A reparação de danos em virtude do abandono afetivo possui fundamento jurídico próprio, bem como causa específica e autônoma que não se confunde com o pagamento de pensão alimentícia. Trata-se do descumprimento, pelos pais, do dever jurídico de exercer a parentalidade de maneira responsável.
Com esse entendimento, a 3ª Turma do Superior Tribunal de Justiça deu provimento ao recurso especial ajuizado por uma filha que sofreu traumas psicológicos com consequências físicas em razão do abandono afetivo cometido pelo pai quando ela era ainda criança.
A ação foi ajuizada quando a a filha tinha 14 anos. O Tribunal de Justiça do Rio de Janeiro afastou a indenização porque a afetividade não constitui dever jurídico. Ou seja, não cabe ao Judiciário impor o afeto de um pai pela filha. Logo, a repercussão que o pai pode sofrer na seara do Direito Civil se limita à obrigação de pagar pensão ou perda do poder familiar.
Relatora, a ministra Nancy Andrighi esclareceu que o pagamento de pensão materializa apenas o dever de assistência material dos pais em relação aos filhos e não é suficiente para que os pais se sintam livres de qualquer obrigação dali em diante.
Já a perda do poder familiar protege a integridade da criança, de modo a lhe ofertar, por outros meios, a criação e educação negada pelos pais. Do mesmo modo, ela não compensa o efetivo prejuízo causado ao filho pelo abandono afetivo.
"Como se percebe, há um dever jurídico dos pais, distinto do dever de prover material e economicamente à prole e que não pode ser resolvido apenas sob a ótica da destituição do poder familiar, de conferir ao filho uma firme referência parental, de modo a propiciar o seu adequado desenvolvimento mental, psíquico e de personalidade", afirmou a ministra.

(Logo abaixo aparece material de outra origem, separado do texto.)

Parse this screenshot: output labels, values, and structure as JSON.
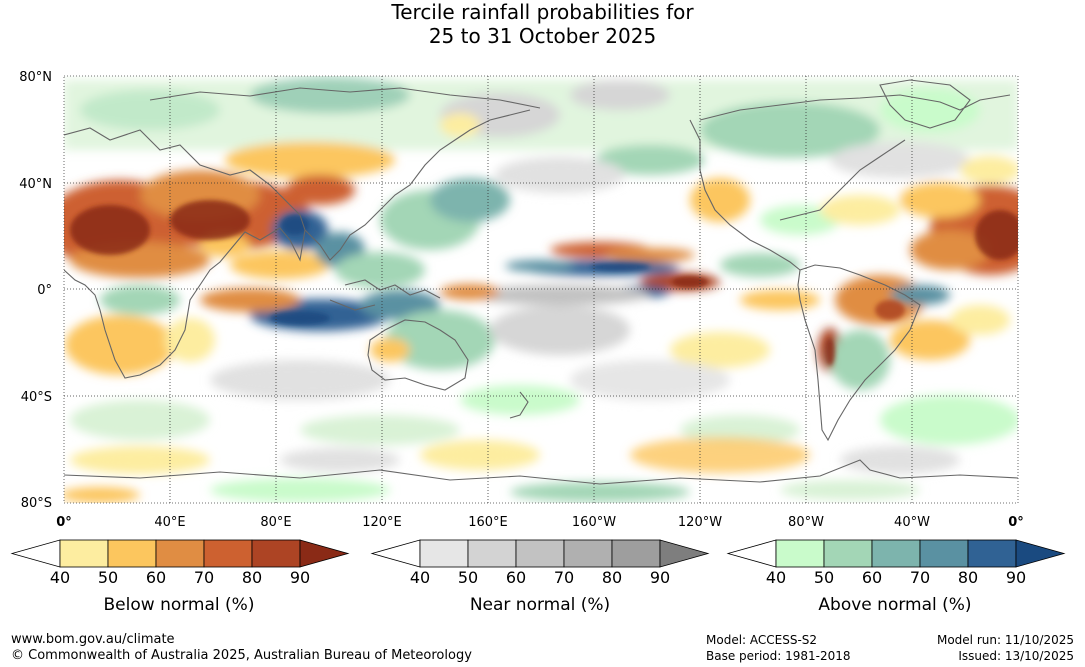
{
  "title": {
    "line1": "Tercile rainfall probabilities for",
    "line2": "25 to 31 October 2025"
  },
  "axes": {
    "lat_labels": [
      "80°N",
      "40°N",
      "0°",
      "40°S",
      "80°S"
    ],
    "lon_labels": [
      "0°",
      "40°E",
      "80°E",
      "120°E",
      "160°E",
      "160°W",
      "120°W",
      "80°W",
      "40°W",
      "0°"
    ]
  },
  "legends": [
    {
      "id": "below",
      "title": "Below normal (%)",
      "ticks": [
        "40",
        "50",
        "60",
        "70",
        "80",
        "90"
      ],
      "colors": [
        "#ffffff",
        "#fdeda0",
        "#fcc65e",
        "#e08d43",
        "#cd6130",
        "#ad4424",
        "#8a2a16"
      ]
    },
    {
      "id": "near",
      "title": "Near normal (%)",
      "ticks": [
        "40",
        "50",
        "60",
        "70",
        "80",
        "90"
      ],
      "colors": [
        "#ffffff",
        "#e6e6e6",
        "#d3d3d3",
        "#c2c2c2",
        "#b0b0b0",
        "#9e9e9e",
        "#7e7e7e"
      ]
    },
    {
      "id": "above",
      "title": "Above normal (%)",
      "ticks": [
        "40",
        "50",
        "60",
        "70",
        "80",
        "90"
      ],
      "colors": [
        "#ffffff",
        "#c9fbcb",
        "#a3d6b6",
        "#7db4ad",
        "#5a91a2",
        "#306294",
        "#1a4a80"
      ]
    }
  ],
  "footer": {
    "website": "www.bom.gov.au/climate",
    "copyright": "© Commonwealth of Australia 2025, Australian Bureau of Meteorology",
    "model": "Model: ACCESS-S2",
    "base_period": "Base period: 1981-2018",
    "model_run": "Model run: 11/10/2025",
    "issued": "Issued: 13/10/2025"
  }
}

Portanto, se a paternidade é exercida de forma irresponsável, desidiosa, negligente, nociva aos interesses da criança e dessas ações resultarem traumas, não há óbices para a condenação em indenizar por danos morais.
Em voto-vista, o ministro Ricardo Villas Bôas Cueva ainda destacou que, apesar de não existir no ordenamento pátrio o dever de amar, o artigo 5º do Estatuto da Criança e do Adolescente diz que "nenhuma criança ou adolescente será objeto de qualquer forma de negligência, discriminação, exploração, violência, crueldade e opressão, punido na forma da lei qualquer atentado, por ação ou omissão, aos seus direitos fundamentais".
Essa construção jurisprudencial foi, inclusive, feita pela 3ª Turma desde o Recurso Especial 1.159.242, em que admitiu a indenização por abandono afetivo, orientação também seguida pela 4ª Turma do STJ.
A tese tem sido aplicada por diversos tribunais pelo país, mas seu uso é excepcionalíssimo e de acordo com o caso concreto. Em 2015, ministros da 3ª Turma recomendaram aos magistrados cautela ao julgar o tema.
No caso concreto, a 3ª Turma decidiu, por unanimidade, dar provimento ao recurso para julgar procedente o pedido de indenização. O montante de R$ 3 mil fixado pela primeira instância e reformado pelo TJ-RJ foi considerado irrisório, sendo então aumentado para R$ 30 mil.